Machine learning-assisted direction-of-arrival accuracy enhancement technique using oversized lens-loaded cavity

This paper presents a framework for achieving machine learning (ML)-assisted direction-of-arrival (DoA) accuracy enhancement using a millimetre-wave (mmWave) dynamic aperture. The technique used for the enhanced DoA estimation accuracy leverages an over-sized lens-loaded cavity antenna connected to a single RF chain in the physical layer and a computational method in the computational layer of the framework. It is shown for the first time that by introducing a reconfigurable mode-mixing mechanism inside the over-sized lens-loaded cavity hardware, a greater number of spatially orthogonal radiation modes can be achieved giving rise to many cavity states. If the best cavity state is determined and selected by means of design exploration using a contemporary ML-assisted antenna optimisation method, the computational DoA estimation accuracy can be improved.
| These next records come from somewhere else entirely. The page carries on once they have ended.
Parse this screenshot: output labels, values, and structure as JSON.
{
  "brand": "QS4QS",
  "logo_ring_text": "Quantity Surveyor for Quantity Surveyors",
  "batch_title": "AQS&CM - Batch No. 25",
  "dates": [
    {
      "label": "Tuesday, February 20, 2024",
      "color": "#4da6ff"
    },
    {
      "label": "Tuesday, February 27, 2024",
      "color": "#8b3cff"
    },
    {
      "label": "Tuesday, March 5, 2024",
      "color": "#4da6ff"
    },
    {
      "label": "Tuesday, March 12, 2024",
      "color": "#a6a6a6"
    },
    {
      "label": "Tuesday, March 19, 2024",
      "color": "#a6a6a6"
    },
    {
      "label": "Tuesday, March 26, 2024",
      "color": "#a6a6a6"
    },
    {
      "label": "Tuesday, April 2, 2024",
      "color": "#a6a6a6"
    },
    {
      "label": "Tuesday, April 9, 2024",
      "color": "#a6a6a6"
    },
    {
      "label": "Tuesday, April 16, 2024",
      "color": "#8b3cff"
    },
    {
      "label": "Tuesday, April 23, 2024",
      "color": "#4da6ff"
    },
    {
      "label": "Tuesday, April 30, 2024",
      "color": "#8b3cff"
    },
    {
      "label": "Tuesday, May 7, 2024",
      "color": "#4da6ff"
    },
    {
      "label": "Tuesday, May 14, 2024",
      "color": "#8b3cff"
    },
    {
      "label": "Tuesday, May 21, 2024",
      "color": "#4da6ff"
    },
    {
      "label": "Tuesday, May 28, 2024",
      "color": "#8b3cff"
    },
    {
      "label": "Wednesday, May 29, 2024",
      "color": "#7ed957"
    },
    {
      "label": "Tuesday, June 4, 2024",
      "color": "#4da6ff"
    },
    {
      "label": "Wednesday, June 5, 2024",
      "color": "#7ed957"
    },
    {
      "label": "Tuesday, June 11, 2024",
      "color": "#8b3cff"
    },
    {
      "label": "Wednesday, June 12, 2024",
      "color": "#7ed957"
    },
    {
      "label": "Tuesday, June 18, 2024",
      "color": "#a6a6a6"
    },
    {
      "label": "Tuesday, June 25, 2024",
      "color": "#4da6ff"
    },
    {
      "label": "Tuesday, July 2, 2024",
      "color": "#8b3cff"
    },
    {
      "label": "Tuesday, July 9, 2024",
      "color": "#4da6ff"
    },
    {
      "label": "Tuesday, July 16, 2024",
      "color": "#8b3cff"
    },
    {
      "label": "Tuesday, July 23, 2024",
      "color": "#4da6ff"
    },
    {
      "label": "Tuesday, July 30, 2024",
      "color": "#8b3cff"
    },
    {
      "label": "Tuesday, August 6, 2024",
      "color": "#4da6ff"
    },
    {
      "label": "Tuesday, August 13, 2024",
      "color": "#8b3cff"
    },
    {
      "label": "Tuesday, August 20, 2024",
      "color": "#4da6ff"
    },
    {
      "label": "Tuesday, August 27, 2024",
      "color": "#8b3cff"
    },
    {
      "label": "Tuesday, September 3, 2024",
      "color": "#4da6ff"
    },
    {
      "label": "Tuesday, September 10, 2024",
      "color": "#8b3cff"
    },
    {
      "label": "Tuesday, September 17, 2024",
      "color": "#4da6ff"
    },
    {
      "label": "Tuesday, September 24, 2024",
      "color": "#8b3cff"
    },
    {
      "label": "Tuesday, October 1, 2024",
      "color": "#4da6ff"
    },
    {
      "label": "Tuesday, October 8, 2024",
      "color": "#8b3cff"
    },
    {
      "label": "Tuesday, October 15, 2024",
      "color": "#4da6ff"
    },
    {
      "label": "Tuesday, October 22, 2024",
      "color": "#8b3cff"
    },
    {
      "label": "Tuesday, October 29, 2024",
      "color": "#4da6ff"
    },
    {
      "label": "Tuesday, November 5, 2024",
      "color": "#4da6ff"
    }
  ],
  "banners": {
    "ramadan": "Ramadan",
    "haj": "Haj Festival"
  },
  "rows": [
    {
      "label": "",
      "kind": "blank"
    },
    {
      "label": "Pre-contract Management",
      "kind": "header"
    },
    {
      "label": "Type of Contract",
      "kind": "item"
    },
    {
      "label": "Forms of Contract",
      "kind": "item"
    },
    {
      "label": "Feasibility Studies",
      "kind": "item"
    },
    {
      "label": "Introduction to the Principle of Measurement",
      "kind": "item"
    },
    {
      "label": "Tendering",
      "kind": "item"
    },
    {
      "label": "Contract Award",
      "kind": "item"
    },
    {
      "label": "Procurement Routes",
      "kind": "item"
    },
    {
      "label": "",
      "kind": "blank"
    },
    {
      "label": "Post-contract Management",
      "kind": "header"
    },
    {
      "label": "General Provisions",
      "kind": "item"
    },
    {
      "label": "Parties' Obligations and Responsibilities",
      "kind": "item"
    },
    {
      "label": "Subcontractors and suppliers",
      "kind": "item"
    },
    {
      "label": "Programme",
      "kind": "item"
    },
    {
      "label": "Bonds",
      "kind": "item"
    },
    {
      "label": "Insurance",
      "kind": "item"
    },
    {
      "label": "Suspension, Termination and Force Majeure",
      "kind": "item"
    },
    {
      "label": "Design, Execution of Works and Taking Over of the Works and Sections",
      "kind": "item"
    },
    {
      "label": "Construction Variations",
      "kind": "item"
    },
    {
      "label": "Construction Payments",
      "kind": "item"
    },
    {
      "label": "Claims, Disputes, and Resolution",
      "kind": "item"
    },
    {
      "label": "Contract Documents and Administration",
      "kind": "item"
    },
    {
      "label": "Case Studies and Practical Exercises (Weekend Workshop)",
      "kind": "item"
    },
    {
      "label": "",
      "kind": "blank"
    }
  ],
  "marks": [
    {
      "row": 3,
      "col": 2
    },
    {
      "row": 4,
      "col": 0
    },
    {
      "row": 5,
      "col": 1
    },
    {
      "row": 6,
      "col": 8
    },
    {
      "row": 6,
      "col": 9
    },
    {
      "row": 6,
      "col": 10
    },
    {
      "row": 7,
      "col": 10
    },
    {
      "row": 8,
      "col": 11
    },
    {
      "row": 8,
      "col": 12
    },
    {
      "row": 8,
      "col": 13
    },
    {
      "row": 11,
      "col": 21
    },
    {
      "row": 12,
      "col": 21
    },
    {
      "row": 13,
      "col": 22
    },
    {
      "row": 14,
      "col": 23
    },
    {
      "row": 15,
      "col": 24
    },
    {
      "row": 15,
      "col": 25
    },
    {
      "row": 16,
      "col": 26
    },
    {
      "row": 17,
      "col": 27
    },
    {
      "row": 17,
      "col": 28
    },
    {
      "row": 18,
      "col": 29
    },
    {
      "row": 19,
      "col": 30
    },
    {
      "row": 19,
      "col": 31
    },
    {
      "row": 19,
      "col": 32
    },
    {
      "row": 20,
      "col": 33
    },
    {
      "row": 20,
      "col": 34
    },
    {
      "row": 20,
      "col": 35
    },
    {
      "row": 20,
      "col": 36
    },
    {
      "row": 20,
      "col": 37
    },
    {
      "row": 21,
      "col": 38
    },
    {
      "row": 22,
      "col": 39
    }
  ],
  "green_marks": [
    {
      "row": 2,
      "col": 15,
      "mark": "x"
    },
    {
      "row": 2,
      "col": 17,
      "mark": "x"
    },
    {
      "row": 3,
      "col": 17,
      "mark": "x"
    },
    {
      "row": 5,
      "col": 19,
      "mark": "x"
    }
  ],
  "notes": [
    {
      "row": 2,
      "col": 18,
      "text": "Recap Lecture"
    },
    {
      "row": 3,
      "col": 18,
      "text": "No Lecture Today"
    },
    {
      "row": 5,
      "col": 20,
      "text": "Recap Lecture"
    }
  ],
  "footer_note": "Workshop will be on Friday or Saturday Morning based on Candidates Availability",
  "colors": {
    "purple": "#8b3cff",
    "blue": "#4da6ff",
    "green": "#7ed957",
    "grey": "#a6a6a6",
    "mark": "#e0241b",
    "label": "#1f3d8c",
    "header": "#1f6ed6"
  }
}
The mode-mixing mechanism in this work is a randomly oriented metallic scatterer located inside an over-sized constant−ϵ_r lens-loaded cavity, connected to a stepper motor that is electronically controlled by inputs from the computational layer of the presented framework. Measurement results in terms of near-field radiation mode scans are included in this study to verify and validate that the proposed ML-assisted framework enhances the DoA estimation accuracy. Moreover, this investigation simultaneously provides a simplification in the physical layer implementation of mmWave radio hardware, and DoA accuracy enhancement, which in turn lends itself favourably to the adoption of the proposed framework for channel sounding in mmWave communication systems.